Bloomington park commissioners say no to status quo on food and beverage vendor fees at farmers market, possible decrease coming





At its Tuesday meeting, a short-handed board of park commissioners decided on a split vote to reject the city staff’s proposed fee structure for food and beverage artisans in the coming season at Bloomington’s farmers market.
Bloomington parks and recreation staff will now work to come up with an alternate fee structure proposal for food and beverage artisans.
The alternate structure could include lower fees and will likely be considered at the board’s February or March meeting. The farmer stall fee structure was already approved by the board in early January.
On Tuesday, the trio of commissioners voted 1–1–1 on the proposal from staff to continue requiring food and beverage artisans to pay the city 10 percent of their gross revenues. That would have been the same fee structure as last year.
Les Coyne voted for it. Kathleen Mills voted against it. And new board member Israel Herrera abstained. He’s filling the spot left by Joe Hoffmann’s resignation.

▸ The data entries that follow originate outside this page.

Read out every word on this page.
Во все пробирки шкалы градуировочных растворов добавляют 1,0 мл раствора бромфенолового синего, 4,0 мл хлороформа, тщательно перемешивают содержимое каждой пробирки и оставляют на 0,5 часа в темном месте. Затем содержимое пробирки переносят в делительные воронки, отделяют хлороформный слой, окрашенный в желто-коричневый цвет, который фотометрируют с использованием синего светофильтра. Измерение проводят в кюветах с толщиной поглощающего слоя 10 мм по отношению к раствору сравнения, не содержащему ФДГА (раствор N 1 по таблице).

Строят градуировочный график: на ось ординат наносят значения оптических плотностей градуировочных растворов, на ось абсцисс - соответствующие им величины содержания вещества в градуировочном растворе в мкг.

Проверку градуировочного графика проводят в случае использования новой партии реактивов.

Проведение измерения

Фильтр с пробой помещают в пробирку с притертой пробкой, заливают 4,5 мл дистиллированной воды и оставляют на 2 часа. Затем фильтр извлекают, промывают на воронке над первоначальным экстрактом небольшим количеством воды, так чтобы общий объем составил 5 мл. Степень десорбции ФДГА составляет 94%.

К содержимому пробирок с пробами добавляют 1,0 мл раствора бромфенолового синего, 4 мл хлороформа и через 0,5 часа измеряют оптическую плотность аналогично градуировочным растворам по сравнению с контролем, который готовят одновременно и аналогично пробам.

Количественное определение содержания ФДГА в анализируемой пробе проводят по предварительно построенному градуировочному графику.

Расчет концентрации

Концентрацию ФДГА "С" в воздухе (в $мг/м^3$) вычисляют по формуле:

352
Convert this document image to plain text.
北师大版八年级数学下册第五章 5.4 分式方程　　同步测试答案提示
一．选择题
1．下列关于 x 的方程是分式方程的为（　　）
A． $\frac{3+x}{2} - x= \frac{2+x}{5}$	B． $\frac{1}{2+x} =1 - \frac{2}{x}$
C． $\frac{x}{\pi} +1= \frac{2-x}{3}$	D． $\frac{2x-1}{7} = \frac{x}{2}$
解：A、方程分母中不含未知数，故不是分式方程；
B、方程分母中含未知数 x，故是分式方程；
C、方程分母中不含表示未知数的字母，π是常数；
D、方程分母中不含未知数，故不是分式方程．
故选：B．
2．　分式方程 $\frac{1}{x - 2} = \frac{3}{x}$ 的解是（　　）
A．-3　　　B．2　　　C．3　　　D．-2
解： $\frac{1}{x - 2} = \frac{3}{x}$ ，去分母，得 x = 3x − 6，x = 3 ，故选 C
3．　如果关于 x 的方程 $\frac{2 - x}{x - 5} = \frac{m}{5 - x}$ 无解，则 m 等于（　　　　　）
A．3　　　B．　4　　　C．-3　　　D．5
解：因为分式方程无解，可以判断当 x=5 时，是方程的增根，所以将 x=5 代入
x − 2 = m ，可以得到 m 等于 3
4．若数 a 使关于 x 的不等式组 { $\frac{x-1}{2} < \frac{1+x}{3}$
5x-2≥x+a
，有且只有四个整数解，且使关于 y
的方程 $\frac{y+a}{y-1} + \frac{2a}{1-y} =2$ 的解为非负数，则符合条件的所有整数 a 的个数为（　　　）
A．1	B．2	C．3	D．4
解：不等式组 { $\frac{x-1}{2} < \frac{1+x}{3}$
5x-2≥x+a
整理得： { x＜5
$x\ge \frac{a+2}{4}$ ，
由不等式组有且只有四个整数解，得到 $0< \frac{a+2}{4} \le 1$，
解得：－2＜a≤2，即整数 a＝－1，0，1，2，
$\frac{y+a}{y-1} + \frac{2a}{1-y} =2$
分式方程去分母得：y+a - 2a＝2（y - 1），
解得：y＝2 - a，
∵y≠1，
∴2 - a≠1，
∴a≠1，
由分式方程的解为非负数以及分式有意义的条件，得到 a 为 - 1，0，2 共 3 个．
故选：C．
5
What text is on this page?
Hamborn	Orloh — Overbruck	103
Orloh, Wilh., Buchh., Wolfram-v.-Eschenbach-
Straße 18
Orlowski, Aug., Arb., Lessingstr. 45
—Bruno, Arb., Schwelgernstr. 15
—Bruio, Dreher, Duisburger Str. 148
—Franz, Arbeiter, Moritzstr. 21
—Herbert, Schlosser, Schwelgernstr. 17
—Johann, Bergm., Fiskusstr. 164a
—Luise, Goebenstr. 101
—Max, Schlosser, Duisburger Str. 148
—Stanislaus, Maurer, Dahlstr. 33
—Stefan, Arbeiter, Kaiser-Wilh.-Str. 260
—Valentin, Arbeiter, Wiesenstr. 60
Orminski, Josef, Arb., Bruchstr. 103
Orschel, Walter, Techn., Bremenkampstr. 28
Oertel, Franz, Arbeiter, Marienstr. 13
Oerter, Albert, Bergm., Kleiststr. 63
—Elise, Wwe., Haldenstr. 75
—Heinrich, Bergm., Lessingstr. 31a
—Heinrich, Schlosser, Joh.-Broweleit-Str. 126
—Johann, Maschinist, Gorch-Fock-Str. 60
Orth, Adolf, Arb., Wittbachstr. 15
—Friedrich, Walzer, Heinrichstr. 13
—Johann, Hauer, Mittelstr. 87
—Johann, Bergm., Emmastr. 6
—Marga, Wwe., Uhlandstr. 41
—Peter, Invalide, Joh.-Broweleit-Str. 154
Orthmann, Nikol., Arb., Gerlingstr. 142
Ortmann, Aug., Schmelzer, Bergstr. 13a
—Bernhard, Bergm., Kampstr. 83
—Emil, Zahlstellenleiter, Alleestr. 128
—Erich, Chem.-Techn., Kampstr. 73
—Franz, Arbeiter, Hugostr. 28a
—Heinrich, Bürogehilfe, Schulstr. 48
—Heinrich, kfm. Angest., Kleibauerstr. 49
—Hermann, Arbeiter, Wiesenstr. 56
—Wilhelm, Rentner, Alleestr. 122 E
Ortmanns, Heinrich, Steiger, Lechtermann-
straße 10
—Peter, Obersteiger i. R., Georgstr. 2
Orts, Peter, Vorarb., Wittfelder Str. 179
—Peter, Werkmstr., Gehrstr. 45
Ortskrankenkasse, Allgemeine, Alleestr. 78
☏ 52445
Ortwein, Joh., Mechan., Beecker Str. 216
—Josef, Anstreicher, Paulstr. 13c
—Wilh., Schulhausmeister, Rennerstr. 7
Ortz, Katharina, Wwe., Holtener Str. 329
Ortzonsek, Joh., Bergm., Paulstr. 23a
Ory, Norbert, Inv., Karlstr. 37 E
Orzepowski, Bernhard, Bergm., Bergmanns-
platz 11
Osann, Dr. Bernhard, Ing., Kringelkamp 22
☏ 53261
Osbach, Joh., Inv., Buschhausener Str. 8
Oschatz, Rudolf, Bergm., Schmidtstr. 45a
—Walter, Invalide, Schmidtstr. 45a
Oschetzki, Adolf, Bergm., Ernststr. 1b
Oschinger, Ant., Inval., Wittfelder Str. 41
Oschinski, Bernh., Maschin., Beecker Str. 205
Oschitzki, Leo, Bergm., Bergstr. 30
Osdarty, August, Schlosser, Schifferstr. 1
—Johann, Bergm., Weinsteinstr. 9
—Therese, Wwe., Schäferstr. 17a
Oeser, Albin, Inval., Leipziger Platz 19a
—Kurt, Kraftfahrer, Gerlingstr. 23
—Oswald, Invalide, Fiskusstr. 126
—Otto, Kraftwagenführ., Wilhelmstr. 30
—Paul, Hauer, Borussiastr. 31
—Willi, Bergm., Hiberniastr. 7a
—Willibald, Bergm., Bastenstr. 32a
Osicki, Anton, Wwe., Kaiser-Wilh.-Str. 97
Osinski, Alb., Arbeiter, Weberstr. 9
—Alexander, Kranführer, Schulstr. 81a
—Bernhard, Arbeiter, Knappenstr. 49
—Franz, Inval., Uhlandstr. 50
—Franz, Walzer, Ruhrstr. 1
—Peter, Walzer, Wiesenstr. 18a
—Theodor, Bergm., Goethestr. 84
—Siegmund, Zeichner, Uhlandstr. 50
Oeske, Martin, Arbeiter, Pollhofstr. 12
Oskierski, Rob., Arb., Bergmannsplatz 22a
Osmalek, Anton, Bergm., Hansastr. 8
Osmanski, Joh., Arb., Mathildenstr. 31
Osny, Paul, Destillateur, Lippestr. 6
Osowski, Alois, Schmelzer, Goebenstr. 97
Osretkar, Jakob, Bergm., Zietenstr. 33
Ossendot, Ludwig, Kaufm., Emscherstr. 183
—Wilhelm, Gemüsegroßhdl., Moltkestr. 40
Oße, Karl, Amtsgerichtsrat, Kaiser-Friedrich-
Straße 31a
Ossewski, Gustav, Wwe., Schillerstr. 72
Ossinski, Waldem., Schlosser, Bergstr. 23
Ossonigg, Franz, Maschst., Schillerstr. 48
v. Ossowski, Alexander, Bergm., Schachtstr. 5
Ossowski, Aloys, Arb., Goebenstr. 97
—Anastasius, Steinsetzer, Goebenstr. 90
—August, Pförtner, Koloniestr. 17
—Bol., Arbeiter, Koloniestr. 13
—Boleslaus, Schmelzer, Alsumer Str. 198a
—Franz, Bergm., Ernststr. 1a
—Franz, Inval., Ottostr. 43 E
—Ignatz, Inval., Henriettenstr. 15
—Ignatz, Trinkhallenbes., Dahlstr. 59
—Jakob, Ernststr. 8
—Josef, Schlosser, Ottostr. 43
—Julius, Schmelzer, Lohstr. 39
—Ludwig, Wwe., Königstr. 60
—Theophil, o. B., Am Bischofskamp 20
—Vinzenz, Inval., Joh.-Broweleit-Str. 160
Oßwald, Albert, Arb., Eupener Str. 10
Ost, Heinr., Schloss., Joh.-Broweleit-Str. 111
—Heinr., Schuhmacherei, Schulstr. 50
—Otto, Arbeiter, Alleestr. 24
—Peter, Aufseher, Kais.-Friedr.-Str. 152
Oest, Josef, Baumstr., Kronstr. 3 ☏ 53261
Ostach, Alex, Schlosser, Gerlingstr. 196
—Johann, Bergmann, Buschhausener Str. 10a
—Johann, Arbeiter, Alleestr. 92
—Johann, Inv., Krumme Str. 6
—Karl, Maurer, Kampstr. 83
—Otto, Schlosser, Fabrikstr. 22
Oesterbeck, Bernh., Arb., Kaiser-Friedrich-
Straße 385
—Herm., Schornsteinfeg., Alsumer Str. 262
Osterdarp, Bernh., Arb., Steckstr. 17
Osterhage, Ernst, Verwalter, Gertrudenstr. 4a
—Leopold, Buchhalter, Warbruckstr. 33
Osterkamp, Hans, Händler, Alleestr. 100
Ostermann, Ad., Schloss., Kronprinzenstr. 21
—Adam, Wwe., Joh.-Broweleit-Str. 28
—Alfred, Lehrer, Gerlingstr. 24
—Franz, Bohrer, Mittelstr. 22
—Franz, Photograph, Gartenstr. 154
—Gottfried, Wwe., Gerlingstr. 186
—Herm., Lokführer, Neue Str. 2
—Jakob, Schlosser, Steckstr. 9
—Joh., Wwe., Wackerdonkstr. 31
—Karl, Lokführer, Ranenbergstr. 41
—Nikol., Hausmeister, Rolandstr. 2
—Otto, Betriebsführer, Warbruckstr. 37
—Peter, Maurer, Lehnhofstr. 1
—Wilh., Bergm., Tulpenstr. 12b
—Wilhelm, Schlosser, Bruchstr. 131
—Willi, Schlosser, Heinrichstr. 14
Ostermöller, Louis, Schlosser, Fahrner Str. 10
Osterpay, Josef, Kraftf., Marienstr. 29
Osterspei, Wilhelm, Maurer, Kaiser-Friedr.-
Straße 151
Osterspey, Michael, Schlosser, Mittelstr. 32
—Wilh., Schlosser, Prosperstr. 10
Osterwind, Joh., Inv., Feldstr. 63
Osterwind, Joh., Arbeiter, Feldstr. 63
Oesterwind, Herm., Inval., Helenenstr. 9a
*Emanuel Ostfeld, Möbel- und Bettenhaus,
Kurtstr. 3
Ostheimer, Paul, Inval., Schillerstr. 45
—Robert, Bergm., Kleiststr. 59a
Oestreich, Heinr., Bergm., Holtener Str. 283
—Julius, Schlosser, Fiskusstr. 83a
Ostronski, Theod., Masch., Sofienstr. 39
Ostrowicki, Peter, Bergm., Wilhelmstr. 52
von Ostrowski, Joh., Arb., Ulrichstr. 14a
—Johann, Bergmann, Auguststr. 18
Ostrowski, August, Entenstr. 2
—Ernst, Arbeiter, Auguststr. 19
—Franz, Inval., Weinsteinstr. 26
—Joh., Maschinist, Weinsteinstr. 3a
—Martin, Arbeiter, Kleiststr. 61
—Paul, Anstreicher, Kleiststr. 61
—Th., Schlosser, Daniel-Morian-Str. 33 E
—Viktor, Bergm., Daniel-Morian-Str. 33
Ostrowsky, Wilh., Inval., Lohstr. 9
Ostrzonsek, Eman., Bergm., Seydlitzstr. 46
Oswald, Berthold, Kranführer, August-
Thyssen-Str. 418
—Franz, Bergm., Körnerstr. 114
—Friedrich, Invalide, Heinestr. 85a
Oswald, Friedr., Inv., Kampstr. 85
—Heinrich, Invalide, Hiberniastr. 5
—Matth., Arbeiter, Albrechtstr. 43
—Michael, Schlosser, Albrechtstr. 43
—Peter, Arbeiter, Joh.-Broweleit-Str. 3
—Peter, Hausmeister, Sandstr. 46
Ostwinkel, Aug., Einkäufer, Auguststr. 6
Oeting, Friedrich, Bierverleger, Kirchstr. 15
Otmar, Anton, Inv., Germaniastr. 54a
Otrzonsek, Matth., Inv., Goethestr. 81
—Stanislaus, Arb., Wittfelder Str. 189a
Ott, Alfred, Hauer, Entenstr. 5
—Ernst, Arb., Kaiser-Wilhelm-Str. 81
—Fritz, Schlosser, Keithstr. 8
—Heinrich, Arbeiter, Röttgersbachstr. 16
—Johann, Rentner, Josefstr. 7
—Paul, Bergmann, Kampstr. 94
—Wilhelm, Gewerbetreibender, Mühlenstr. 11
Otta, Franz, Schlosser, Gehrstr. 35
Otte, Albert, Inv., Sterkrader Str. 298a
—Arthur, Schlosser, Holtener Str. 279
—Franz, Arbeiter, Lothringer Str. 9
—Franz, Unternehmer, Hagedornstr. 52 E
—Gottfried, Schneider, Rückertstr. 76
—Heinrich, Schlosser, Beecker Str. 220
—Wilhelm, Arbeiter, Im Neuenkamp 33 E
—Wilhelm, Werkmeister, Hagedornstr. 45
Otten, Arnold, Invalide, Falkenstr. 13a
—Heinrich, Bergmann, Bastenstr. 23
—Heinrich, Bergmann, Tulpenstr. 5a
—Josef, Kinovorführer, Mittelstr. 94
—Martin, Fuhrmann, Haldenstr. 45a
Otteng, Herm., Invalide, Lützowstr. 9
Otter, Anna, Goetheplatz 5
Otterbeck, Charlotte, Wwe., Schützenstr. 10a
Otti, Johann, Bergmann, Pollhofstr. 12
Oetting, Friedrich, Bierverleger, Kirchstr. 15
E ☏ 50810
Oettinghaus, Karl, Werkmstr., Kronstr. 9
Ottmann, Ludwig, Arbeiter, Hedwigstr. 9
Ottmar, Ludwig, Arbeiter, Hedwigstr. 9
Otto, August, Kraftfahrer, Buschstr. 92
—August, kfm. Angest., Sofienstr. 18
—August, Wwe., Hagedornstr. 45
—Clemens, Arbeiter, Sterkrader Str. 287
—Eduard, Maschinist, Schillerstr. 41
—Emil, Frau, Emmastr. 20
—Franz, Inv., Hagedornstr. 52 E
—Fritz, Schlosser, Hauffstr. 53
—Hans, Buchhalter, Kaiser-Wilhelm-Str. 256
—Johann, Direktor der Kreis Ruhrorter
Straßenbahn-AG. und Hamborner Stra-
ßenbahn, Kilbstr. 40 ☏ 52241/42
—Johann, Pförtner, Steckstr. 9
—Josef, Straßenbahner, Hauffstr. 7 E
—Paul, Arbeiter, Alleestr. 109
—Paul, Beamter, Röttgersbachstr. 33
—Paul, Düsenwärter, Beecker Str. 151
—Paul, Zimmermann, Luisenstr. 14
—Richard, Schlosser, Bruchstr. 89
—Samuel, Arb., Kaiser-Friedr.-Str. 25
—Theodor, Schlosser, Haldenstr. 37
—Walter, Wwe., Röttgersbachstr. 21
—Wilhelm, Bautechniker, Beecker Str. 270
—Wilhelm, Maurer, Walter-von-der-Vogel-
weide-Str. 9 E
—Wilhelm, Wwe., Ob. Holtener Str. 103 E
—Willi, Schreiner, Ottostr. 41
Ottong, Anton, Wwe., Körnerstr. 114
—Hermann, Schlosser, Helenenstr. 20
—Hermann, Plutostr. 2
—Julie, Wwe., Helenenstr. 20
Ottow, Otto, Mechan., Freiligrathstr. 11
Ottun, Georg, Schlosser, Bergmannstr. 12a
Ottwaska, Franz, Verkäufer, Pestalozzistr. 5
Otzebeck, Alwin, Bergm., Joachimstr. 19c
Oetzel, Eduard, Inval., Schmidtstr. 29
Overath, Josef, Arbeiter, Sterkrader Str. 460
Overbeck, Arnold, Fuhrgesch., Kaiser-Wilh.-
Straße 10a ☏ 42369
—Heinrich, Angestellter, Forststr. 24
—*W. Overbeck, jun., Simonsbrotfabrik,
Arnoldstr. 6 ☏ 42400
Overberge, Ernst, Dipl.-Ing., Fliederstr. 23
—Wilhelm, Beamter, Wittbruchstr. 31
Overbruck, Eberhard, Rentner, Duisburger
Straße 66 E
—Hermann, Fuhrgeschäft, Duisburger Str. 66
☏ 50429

According to Paula McDevitt, director of the parks and recreation department, a motion needs the majority of those board members present at the meeting to pass. So a yes from either Mills or Herrera would have left the 10-percent fee intact.
Mills, who was chosen at the start of Tuesday’s meeting as board president for the coming year, taking the baton from Coyne, announced that the fourth park commissioner, Lisa Simmons Thatcher had resigned.
The basic argument for a fee reduction was based on the idea that it’s not equitable for maybe a dozen and a half food and beverage vendors to pay more in fees as a group than the 120 or so farm vendors do.
In 2018, fees charged to 17 food and beverage artisans at the market generated $57,708, compared to $51,009 generated by fees charged to 121 farm vendors.
Last year, $39,492 was generated by the flat stall fees charged to farm vendors. The 10-percent of gross revenue charged to food and beverage artisans came to $46,509.
The information packet for the Jan. 8 board of park commissioners meeting shows that in 2019 a single food and beverage artisan, Muddy Fork Farm & Bakery, paid $12,330 in fees. That’s about 14 percent of the fees paid by all market vendors combined.
Muddy Fork’s Eric Schedler addressed the three park commissioners during public commentary on Tuesday along with several other food and beverage artisans and long-time customers of the market.
The food and beverage artisans at the market had requested a reduction of their fee to 5 percent of gross sales. They’d also requested that a process be put in place to evaluate the fee annually, with a goal of putting the food and beverage artisans on the same footing as farm vendors, who pay a flat fee.
The halving of the percentage had been recommended by the farmers market advisory council. Some of the council’s members joined the dozen or so people who took the public podium on Tuesday to express their support for the fee reduction.
Previously called “prepared food vendors,” their space at the market is on west side of the Showers plaza, near the B-Line Trail. It’s where market visitors can buy freshly brewed coffee, cinnamon rolls and other baked treats.
Rachel Beyer, a produce vendor at the market, who works part time on a local food grant project for city of Bloomington told the board that the food and beverage artisans should have higher fees. That’s because their business inputs are less vulnerable to risk than farm crops are. But Beyer said the current structure is disproportionate. It creates an operations budget for the market that relies too heavily on a small group of vendors, Beyer said.
The extent to which the market has relied on food and beverage artisans, in its attempt to meet its 100-percent cost recovery goal, was evident form the budget numbers presented to the board on Tuesday. The figures were introduced by Becky Higgins, recreation services division director.
In 2019 the market saw $94,800 in revenue compared with $150,050. That translates to 63 percent cost recovery. A slightly lower deficit is projected for next year, even if the city were to collect 10-percent of gross revenue from food and beverage artisans. In 2020, Higgins said the city expected $118,851 in revenue against $153,495 in expenses. That’s a 77-percent cost-recovery ratio.
The bar chart below shows the revenue picture for the last four years of the Bloomington farmers market with projected figures for 2020.
These numbers reflect flat fees charged to farm vendors. For example, they pay $468 for a large reserved space, or $18 for a day in the same large space. Food and beverage artisans have in the past paid 10-percent of their gross revenue and a flat stall fee. The city eliminated the flat fee for food and beverage artisans starting in 2019.

Among those was the change from the phrase “prepared food vendors” to “food and beverage artisans” in the market’s documents and marketing. The food and beverage artisans are now reflected in the market’s mission statement. And they now have two seats on the farmers market advisory council. Previously they were unrepresented.